Sr. Helen Petrimoulx, centre, with the organizing committee of the Community Refugee Fund’s 10th anniversary dinner in Windsor. Photo by Ron Stang

Sisters are a driving force for fund to aid new refugees to Canada

By  Ron Stang, Catholic Register Special
  • October 30, 2017
WINDSOR, Ont. – She may have “retired” five years ago, but Sr. Helen Petrimoulx has never backed away from her commitment to refugees seeking a new life in Canada.


Petrimoulx, who for decades worked as a “refugee specialist” for the Diocese of London, spearheads the fundraising for the Community Refugee Fund, which she launched in 1999 with the Sisters of the Holy Names of Jesus and Mary.

The Fund held its 10th annual fundraising dinner on Oct. 19, attracting more than 300 people from around the Windsor-Essex area that borders the U.S. Proceeds from the dinner also support the Angela Rose transition house for refugees requiring short-term stays. The eventual goal is to create a foundation to generate sufficient interest to pay for refugees’ “critical basic needs,” Petrimoulx says.

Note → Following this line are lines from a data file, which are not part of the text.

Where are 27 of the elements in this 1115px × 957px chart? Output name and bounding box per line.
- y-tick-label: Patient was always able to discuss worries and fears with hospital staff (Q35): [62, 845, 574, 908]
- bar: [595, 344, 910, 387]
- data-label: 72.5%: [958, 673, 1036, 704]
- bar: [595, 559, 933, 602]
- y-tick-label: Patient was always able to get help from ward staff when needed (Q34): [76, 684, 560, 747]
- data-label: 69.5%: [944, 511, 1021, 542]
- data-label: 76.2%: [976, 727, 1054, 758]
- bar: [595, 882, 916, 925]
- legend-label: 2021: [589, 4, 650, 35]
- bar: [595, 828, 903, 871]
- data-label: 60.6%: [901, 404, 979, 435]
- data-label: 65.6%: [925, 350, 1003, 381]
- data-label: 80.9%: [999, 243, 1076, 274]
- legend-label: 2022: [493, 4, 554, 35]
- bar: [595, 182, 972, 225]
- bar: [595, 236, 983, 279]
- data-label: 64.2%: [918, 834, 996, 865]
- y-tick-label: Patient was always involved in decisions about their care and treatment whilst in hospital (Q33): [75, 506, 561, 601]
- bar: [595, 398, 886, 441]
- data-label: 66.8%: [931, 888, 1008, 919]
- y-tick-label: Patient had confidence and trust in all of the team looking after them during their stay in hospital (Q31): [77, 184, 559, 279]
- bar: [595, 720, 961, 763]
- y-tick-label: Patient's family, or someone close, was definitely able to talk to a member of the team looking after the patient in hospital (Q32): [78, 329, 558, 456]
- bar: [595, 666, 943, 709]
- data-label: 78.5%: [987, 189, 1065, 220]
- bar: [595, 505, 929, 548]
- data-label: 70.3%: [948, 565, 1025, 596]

Windsor, located next to Detroit and the fourth most ethnically diverse city in Canada, has long been a magnet for refugees and is currently seeing a larger influx coming from across the border due to U.S. government changes in refugee policy that has left many wondering if they will be deported to their home countries.

“I think Windsor has always been very attuned to refugees,” says Marion Overholt, executive director of Legal Assistance of Windsor, a non-profit legal aid clinic, who has worked with Petrimoulx. “But I think Sr. Helen has played a pivotal role and I know that, as a person of faith, she has offered that love and caring and financial assistance to refugees when other people just were oblivious and didn’t care.”

The fund fills a critical niche because there are no government programs to pay for the initial, and sometimes dire, needs of refugees.

Hugo Vega, general manager of settlement integration and newcomer services for the YMCA of Western Ontario, says the federal government funds immigration programs “for permanent residents” but not for refugees.

“There is very little to no funding for that population,” he said. “So what Sr. Helen is doing with her life’s work and with the organization is to try to meet that need.”

Petrimoulx’s work with refugees has been recognized with several awards, including an honorary doctorate from the the University of Windsor and the Order of Ontario.

Petrimoulx, who took the lead on fundraising after retiring from her diocesan job in 2012, said there is a “lot of misunderstanding” about refugee support and why the fund exists.

The public, she says, often think this is duplication of existing government programs. “I need to explain that there are no services” for refugees who just end up at Canada’s doorstep, she said.

These are people who often arrive with “just the clothes on their back,” Petrimoulx says.

True, the arrivals can receive social assistance while awaiting a refugee claimant hearing, but that funding doesn’t kick in right away. And, Petrimoulx says, even social assistance can be “skimpy,” so the fund covers interim costs like clothing and used furniture for their households as well as daily needs like medicine and transit passes.

Once a refugee is approved as a “convention refugee” (the definition is those who have a well-founded fear of persecution in their home country) and are allowed to stay in the country permanently, they can apply to bring their family to Canada. But the process can take years and cost a lot of money.

One recent case involved a refugee mother trying to reunite her family. The bill for things such as applications and legal fees, police certificates, interpreters, airline tickets and DNA testing was $40,000, of which $10,000 was covered by the fund.

Petrimoulx said many of the refugees who end up in Windsor are from countries in Africa like Zimbabwe, Rwanda, Uganda and Democratic Republic of Congo.

However, Windsor has also been attracting refugees who originally landed in Toronto and Montreal, but are looking for a smaller city with a less intimidating atmosphere.